Below are the periods of use and storage of personal data with reference to the different processing purposes:
1. The data processed for the provision of services will be retained by Sis.Ter Srl for the duration of the contract for the provision of the service and for a period of 10 years after the end of the contract, unless the need for further storage arises, to enable Sis.Ter Srl to defend its rights;
2. Data processed for the fulfillment of legal obligations will be retained by Sis.Ter Srl within the limits prescribed by law.

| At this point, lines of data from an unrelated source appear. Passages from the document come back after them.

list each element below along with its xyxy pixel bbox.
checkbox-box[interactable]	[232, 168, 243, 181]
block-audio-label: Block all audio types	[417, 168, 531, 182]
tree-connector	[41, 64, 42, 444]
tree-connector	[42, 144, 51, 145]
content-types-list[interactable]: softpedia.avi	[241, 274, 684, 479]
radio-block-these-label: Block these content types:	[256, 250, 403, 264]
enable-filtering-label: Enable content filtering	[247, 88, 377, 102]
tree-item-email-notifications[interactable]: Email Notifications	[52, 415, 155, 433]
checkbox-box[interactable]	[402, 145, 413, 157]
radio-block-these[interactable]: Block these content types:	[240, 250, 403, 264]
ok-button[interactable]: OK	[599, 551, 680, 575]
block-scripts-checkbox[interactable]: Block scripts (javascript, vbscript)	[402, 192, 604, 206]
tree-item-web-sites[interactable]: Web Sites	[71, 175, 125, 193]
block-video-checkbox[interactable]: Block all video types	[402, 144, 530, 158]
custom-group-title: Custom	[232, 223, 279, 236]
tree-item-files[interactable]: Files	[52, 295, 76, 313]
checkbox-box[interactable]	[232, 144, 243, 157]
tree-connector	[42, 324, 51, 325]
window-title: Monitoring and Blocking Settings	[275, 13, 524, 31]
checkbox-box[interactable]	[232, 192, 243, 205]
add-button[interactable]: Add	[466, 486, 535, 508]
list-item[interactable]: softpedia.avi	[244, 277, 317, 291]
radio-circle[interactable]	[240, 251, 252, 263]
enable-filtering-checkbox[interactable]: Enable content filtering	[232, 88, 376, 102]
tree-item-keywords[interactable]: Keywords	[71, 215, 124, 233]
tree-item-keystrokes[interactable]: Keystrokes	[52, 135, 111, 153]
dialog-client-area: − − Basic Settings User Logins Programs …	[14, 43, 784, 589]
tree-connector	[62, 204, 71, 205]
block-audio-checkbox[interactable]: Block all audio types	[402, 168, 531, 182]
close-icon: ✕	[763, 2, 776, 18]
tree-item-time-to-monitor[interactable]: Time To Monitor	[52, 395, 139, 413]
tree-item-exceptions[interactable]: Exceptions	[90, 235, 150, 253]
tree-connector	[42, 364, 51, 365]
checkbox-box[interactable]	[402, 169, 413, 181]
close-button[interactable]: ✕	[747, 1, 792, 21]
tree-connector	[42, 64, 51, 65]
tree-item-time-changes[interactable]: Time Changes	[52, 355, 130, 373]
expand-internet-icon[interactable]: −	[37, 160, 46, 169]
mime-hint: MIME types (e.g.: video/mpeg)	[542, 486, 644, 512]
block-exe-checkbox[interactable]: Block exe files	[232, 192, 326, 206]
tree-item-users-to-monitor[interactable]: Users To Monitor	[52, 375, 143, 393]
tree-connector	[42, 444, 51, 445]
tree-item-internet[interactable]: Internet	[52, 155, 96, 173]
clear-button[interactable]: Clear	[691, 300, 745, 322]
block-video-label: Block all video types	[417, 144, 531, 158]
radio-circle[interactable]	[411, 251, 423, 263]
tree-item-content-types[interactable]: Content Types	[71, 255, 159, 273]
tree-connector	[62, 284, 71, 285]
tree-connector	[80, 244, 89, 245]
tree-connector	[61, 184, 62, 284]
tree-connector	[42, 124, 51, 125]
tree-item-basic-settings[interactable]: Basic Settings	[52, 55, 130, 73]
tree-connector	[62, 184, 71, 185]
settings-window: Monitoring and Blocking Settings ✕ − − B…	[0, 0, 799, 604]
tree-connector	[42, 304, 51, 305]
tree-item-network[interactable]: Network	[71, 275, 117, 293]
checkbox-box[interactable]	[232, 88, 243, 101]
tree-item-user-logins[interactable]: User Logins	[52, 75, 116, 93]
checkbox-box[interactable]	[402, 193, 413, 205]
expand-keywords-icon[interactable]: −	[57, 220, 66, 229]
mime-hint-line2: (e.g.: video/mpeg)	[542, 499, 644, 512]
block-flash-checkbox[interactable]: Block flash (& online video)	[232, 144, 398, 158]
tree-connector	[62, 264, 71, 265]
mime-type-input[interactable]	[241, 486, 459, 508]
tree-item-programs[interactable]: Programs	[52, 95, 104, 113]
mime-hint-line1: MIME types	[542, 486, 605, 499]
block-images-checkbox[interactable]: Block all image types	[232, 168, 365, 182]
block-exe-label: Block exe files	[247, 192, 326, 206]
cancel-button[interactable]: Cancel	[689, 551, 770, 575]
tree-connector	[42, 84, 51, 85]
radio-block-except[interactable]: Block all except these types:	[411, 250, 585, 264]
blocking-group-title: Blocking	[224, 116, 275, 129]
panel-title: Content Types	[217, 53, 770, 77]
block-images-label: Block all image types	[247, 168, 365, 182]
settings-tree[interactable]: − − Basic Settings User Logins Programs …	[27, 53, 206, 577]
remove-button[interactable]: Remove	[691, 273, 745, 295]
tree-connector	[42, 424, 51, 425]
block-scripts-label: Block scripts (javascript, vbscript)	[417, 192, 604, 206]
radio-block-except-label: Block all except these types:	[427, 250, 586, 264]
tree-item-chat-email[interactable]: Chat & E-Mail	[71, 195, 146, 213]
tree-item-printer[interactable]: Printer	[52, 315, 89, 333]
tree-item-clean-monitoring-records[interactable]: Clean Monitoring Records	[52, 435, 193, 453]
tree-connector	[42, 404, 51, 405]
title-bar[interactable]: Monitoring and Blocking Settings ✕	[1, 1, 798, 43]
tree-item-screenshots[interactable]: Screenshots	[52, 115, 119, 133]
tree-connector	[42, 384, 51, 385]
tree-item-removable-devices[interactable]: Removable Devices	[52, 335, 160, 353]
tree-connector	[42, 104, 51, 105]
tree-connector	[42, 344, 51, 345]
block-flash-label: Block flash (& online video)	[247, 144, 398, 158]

3. The data will be processed for sending informative, institutional and promotional communications until the consent given for this purpose is revoked;
4. The data will be subject to sending to subsidiary companies for the purpose of sending commercial communications until any withdrawal of consent given for this purpose;
Rights of access, deletion, limitation, and portability
Data subjects are granted the rights set forth in Articles 15 to 20 of the GDPR. By way of example, each interested party may:
1 .Obtain confirmation whether or not personal data concerning him or her is being processed;
2. Where a processing is taking place, obtain access to personal data and information about the processing as well as request a copy of the personal data;
3. Obtain rectification of inaccurate personal data and supplementation of incomplete personal data;
4. Obtain, if any of the conditions stipulated in Art. 17 of the GDPR, the deletion of personal data concerning him or her;
5. Obtain, in the cases provided for in Art. 18 of the GDPR, the limitation of processing;
6. Receive the personal data concerning him or her in a structured, commonly used, machine-readable format and request its transmission to another data controller, if technically possible.
Right of opposition
Each data subject has the right to object at any time to the processing of his or her personal data carried out in pursuit of a legitimate interest of the Data Controller. In the event of an objection, your personal data will no longer be processed, unless there are legitimate grounds for processing that override the interests, rights and freedoms of the data subject or for the establishment, exercise or defense of a legal claim.
Right to withdraw consent
Where consent is required for the processing of personal data, each data subject may, likewise, revoke the consent already given at any time. Consent can be revoked by emailing firstname.lastname@example.org.
Opposition to processing exercised through this mode also extends to the sending of commercial communications by postal service or telephone calls with an operator, without prejudice to the possibility of exercising this right in part, by objecting, for example, only to processing carried out through automated communication systems
Right to file a complaint with the Guarantor
In addition, each data subject may lodge a complaint with the Garante per la Protezione dei Dati Personali if he or she believes that his or her rights under the GDPR have been violated, in the manner indicated on the Garante’s website, accessible at: www.garanteprivacy.it.
Exercising the rights of the data subject is free of charge.
Where the person giving the data is under the age of 18, such processing is lawful only if and to the extent that such consent is given or authorized by at least one of the holders of parental responsibility for whom the identifying data and copy of the identification document are acquired.
Owner and Data Protection Officer (DPO)
The data controller of personal data is:
- Sis.Ter Srl, headquartered in Imola, Via Emilia 69, 40026 Imola (BO), in the person of President, Legal Representative and Data Protection Officer (DPO) Arch. Alessandro Seravalli.